Al poner en marcha el programa, el edil Isidro López ni siquiera tenía el proyecto ejecutivo sobre la modernización del alumbrado público, el cual de todas maneras arrancó sin conocer “las necesidades de implementación, factibilidad del proyecto, normas que lo regularon y el costo beneficio de la renovación”.

La ASE observó también que en el contrato original no se estableció el precio unitario por cada lámpara, ni de los artículos que se instalaron, y “el programa de ejecución del proyecto no incluye ubicaciones y acciones por ejecutar de forma cronológica, ni la descripción de los sectores donde se dio inicio a los trabajos”, de tal manera que la reposición de luminarias se hizo sin orden.

ADVERTENCIAS CLARAS

De las 51 mil 521 luminarias que se iban a renovar, 2 mil “no cumplen con los requerimientos mínimos de flujo luminoso (lúmenes), ni con las especificaciones acordadas”, 13 más “no cumplen con la tecnología y tipos especificados en el Contrato” y otras “128 no cuentan con un conector bimetálico “ponchable” en las conexiones”, advirtió la Auditoría.
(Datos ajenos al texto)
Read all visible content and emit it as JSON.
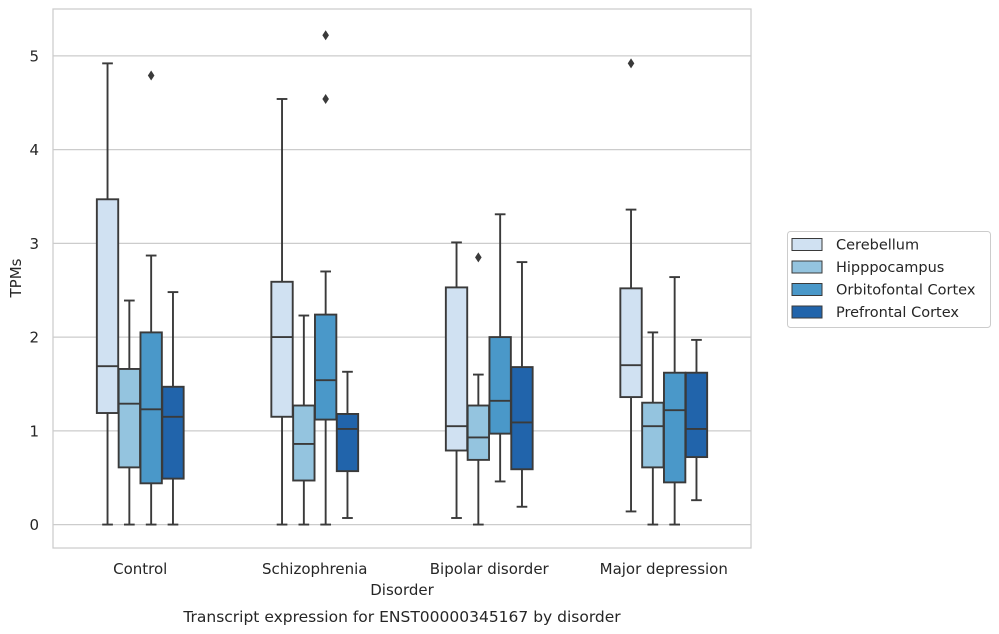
{
  "chart_data": {
    "type": "boxplot",
    "title": "Transcript expression for ENST00000345167 by disorder",
    "xlabel": "Disorder",
    "ylabel": "TPMs",
    "categories": [
      "Control",
      "Schizophrenia",
      "Bipolar disorder",
      "Major depression"
    ],
    "ylim": [
      -0.25,
      5.5
    ],
    "yticks": [
      0,
      1,
      2,
      3,
      4,
      5
    ],
    "grid": true,
    "legend_position": "right",
    "series": [
      {
        "name": "Cerebellum",
        "color": "#d0e1f2",
        "boxes": [
          {
            "min": 0.0,
            "q1": 1.19,
            "median": 1.69,
            "q3": 3.47,
            "max": 4.92,
            "outliers": []
          },
          {
            "min": 0.0,
            "q1": 1.15,
            "median": 2.0,
            "q3": 2.59,
            "max": 4.54,
            "outliers": []
          },
          {
            "min": 0.07,
            "q1": 0.79,
            "median": 1.05,
            "q3": 2.53,
            "max": 3.01,
            "outliers": []
          },
          {
            "min": 0.14,
            "q1": 1.36,
            "median": 1.7,
            "q3": 2.52,
            "max": 3.36,
            "outliers": [
              4.92
            ]
          }
        ]
      },
      {
        "name": "Hipppocampus",
        "color": "#94c4df",
        "boxes": [
          {
            "min": 0.0,
            "q1": 0.61,
            "median": 1.29,
            "q3": 1.66,
            "max": 2.39,
            "outliers": []
          },
          {
            "min": 0.0,
            "q1": 0.47,
            "median": 0.86,
            "q3": 1.27,
            "max": 2.23,
            "outliers": []
          },
          {
            "min": 0.0,
            "q1": 0.69,
            "median": 0.93,
            "q3": 1.27,
            "max": 1.6,
            "outliers": [
              2.85
            ]
          },
          {
            "min": 0.0,
            "q1": 0.61,
            "median": 1.05,
            "q3": 1.3,
            "max": 2.05,
            "outliers": []
          }
        ]
      },
      {
        "name": "Orbitofontal Cortex",
        "color": "#4a98c9",
        "boxes": [
          {
            "min": 0.0,
            "q1": 0.44,
            "median": 1.23,
            "q3": 2.05,
            "max": 2.87,
            "outliers": [
              4.79
            ]
          },
          {
            "min": 0.0,
            "q1": 1.12,
            "median": 1.54,
            "q3": 2.24,
            "max": 2.7,
            "outliers": [
              4.54,
              5.22
            ]
          },
          {
            "min": 0.46,
            "q1": 0.97,
            "median": 1.32,
            "q3": 2.0,
            "max": 3.31,
            "outliers": []
          },
          {
            "min": 0.0,
            "q1": 0.45,
            "median": 1.22,
            "q3": 1.62,
            "max": 2.64,
            "outliers": []
          }
        ]
      },
      {
        "name": "Prefrontal Cortex",
        "color": "#2164ab",
        "boxes": [
          {
            "min": 0.0,
            "q1": 0.49,
            "median": 1.15,
            "q3": 1.47,
            "max": 2.48,
            "outliers": []
          },
          {
            "min": 0.07,
            "q1": 0.57,
            "median": 1.02,
            "q3": 1.18,
            "max": 1.63,
            "outliers": []
          },
          {
            "min": 0.19,
            "q1": 0.59,
            "median": 1.09,
            "q3": 1.68,
            "max": 2.8,
            "outliers": []
          },
          {
            "min": 0.26,
            "q1": 0.72,
            "median": 1.02,
            "q3": 1.62,
            "max": 1.97,
            "outliers": []
          }
        ]
      }
    ]
  }
}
Además, “las luminarias instaladas incumplen con los niveles mínimos de iluminancia recomendados por la NOM-013-ENER-2013 (Eficiencia Energética para Sistemas de Alumbrado en Vialidades), ya que los luminarios instalados son de menor potencia a los que la aplicación requiere”.

La ciudad está a obscuras y los saltillenses no cuentan con un sistema para presentar sus quejas, pues “el centro de atención telefónica para reportes de alumbrado público que opera el contratista, es un servicio subutilizado, ya que los reportes los recibe el Centro Integral de Atención Ciudadana (CIAC) y este a su vez los canaliza al centro de atención ciudadana del contratista, ocasionando retrasos en los tiempos de solución a los reportes”.